#ubuntu-learning 2010-02-08
<cprofitt> The Who is butchering their own songs...
<cprofitt> they are not as bad as the Stones were... but perhaps the NFL should get some 'current' musicians to do the half-time show
<pleia2> hehe
<IdleOne> yeah, like Ricky Martin or maybe George Micheal
<IdleOne> jump into the 80's at least
<cjohnston> cprofitt: they dont want to have any more 'incidents'
#ubuntu-learning 2010-02-11
<Vantrax> Good morning all
<cjohnston> howdy
#ubuntu-learning 2010-02-13
<Boots32M> anyone with experience using usb drive to run ubuntu?
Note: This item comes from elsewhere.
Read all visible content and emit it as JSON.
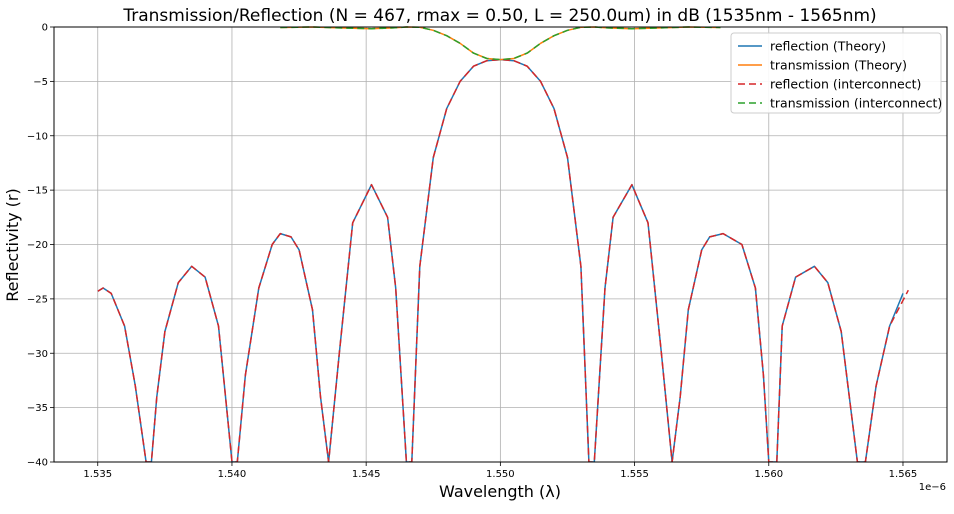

<Boots32M> unetbootin seems to have failed me
<leoquant> <Boots32M> this not a support channel
<leoquant> for support: #ubuntu, or #ubuntu-beginners
<Boots32M> kk
<cjohnston> mornin
#ubuntu-learning 2010-02-14
<Boots32M> noob having trouble with ubuntu here
<Boots32M> anyone know how to change nameserver in terminal
<Boots32M> I forgot what to type
<doctormo> Boots32M: This isn't a support channel, you might like to try #ubuntu-signpost or #ubuntu-your-country
<Boots32M> thx:)
#ubuntu-learning 2017-02-08
<binegra> Hi! I am a beginner in the world of linux. Could you recommend me an ubuntu-based distribution that would work well on a 10+ years old laptop (core2duo, 2 gigs of ram)? I know there is lubuntu for example, but it's hmm, too plain on it's own, in other words it's fucking ugly. No hates towards it though, I know my choices are limited.
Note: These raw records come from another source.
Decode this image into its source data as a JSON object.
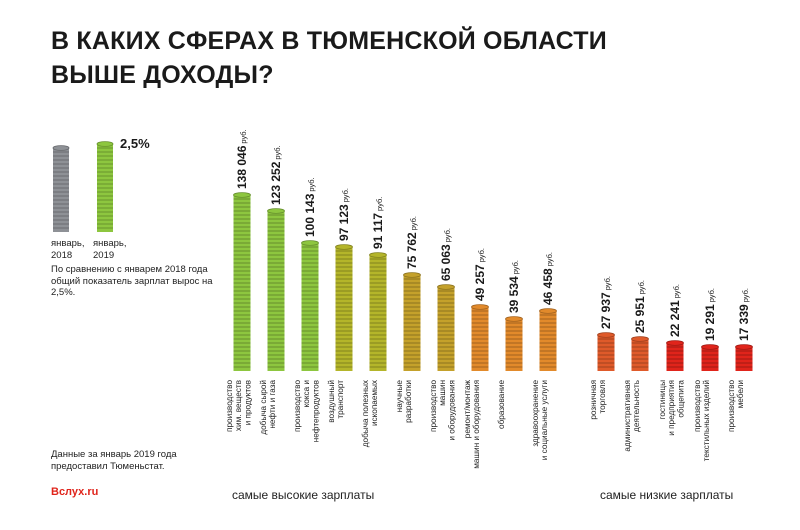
{
  "header": {
    "title_line1": "В КАКИХ СФЕРАХ В ТЮМЕНСКОЙ ОБЛАСТИ",
    "title_line2": "ВЫШЕ ДОХОДЫ?"
  },
  "comparison": {
    "growth_label": "2,5%",
    "label_2018": "январь, 2018",
    "label_2019": "январь, 2019",
    "note": "По сравнению с январем 2018 года общий показатель зарплат вырос на 2,5%."
  },
  "footer": {
    "source_note": "Данные за январь 2019 года предоставил Тюменьстат.",
    "brand": "Вслух.ru",
    "high_caption": "самые высокие зарплаты",
    "low_caption": "самые низкие зарплаты"
  },
  "colors": {
    "coin_gray": "#8e9196",
    "green": "#8dc63f",
    "yellow_green": "#b4b52a",
    "olive": "#c4a12b",
    "orange": "#e28a2b",
    "red_orange": "#df5a2a",
    "red": "#e0241b"
  },
  "chart_data": {
    "type": "bar",
    "unit": "руб.",
    "groups": [
      "самые высокие зарплаты",
      "самые низкие зарплаты"
    ],
    "categories": [
      "производство хим. веществ и продуктов",
      "добыча сырой нефти и газа",
      "производство кокса и нефтепродуктов",
      "воздушный транспорт",
      "добыча полезных ископаемых",
      "научные разработки",
      "производство машин и оборудования",
      "ремонт/монтаж машин и оборудования",
      "образование",
      "здравоохранение и социальные услуги",
      "розничная торговля",
      "административная деятельность",
      "гостиницы и предприятия общепита",
      "производство текстильных изделий",
      "производство мебели"
    ],
    "values": [
      138046,
      123252,
      100143,
      97123,
      91117,
      75762,
      65063,
      49257,
      39534,
      46458,
      27937,
      25951,
      22241,
      19291,
      17339
    ],
    "value_labels": [
      "138 046",
      "123 252",
      "100 143",
      "97 123",
      "91 117",
      "75 762",
      "65 063",
      "49 257",
      "39 534",
      "46 458",
      "27 937",
      "25 951",
      "22 241",
      "19 291",
      "17 339"
    ],
    "category_labels": [
      [
        "производство",
        "хим. веществ",
        "и продуктов"
      ],
      [
        "добыча сырой",
        "нефти и газа"
      ],
      [
        "производство",
        "кокса и",
        "нефтепродуктов"
      ],
      [
        "воздушный",
        "транспорт"
      ],
      [
        "добыча полезных",
        "ископаемых"
      ],
      [
        "научные",
        "разработки"
      ],
      [
        "производство",
        "машин",
        "и оборудования"
      ],
      [
        "ремонт/монтаж",
        "машин и оборудования"
      ],
      [
        "образование"
      ],
      [
        "здравоохранение",
        "и социальные услуги"
      ],
      [
        "розничная",
        "торговля"
      ],
      [
        "административная",
        "деятельность"
      ],
      [
        "гостиницы",
        "и предприятия",
        "общепита"
      ],
      [
        "производство",
        "текстильных изделий"
      ],
      [
        "производство",
        "мебели"
      ]
    ],
    "color_keys": [
      "green",
      "green",
      "green",
      "yellow_green",
      "yellow_green",
      "olive",
      "olive",
      "orange",
      "orange",
      "orange",
      "red_orange",
      "red_orange",
      "red",
      "red",
      "red"
    ],
    "comparison_stacks": [
      {
        "label": "январь, 2018",
        "color_key": "coin_gray"
      },
      {
        "label": "январь, 2019",
        "color_key": "green"
      }
    ],
    "growth_percent": 2.5
  }
}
<binegra> On the other hand, have any of you experienced that phenomena, when you type a certain key on your notebook's keyboard, there are 2 or more other characters appearing as well along with that it is supposed to appear? This is a hungarian keyboard, so it has a different set then the standard us keyboard, but it still printing numerous characters by one keystroke even setted to english. Guess it's a hardware failure?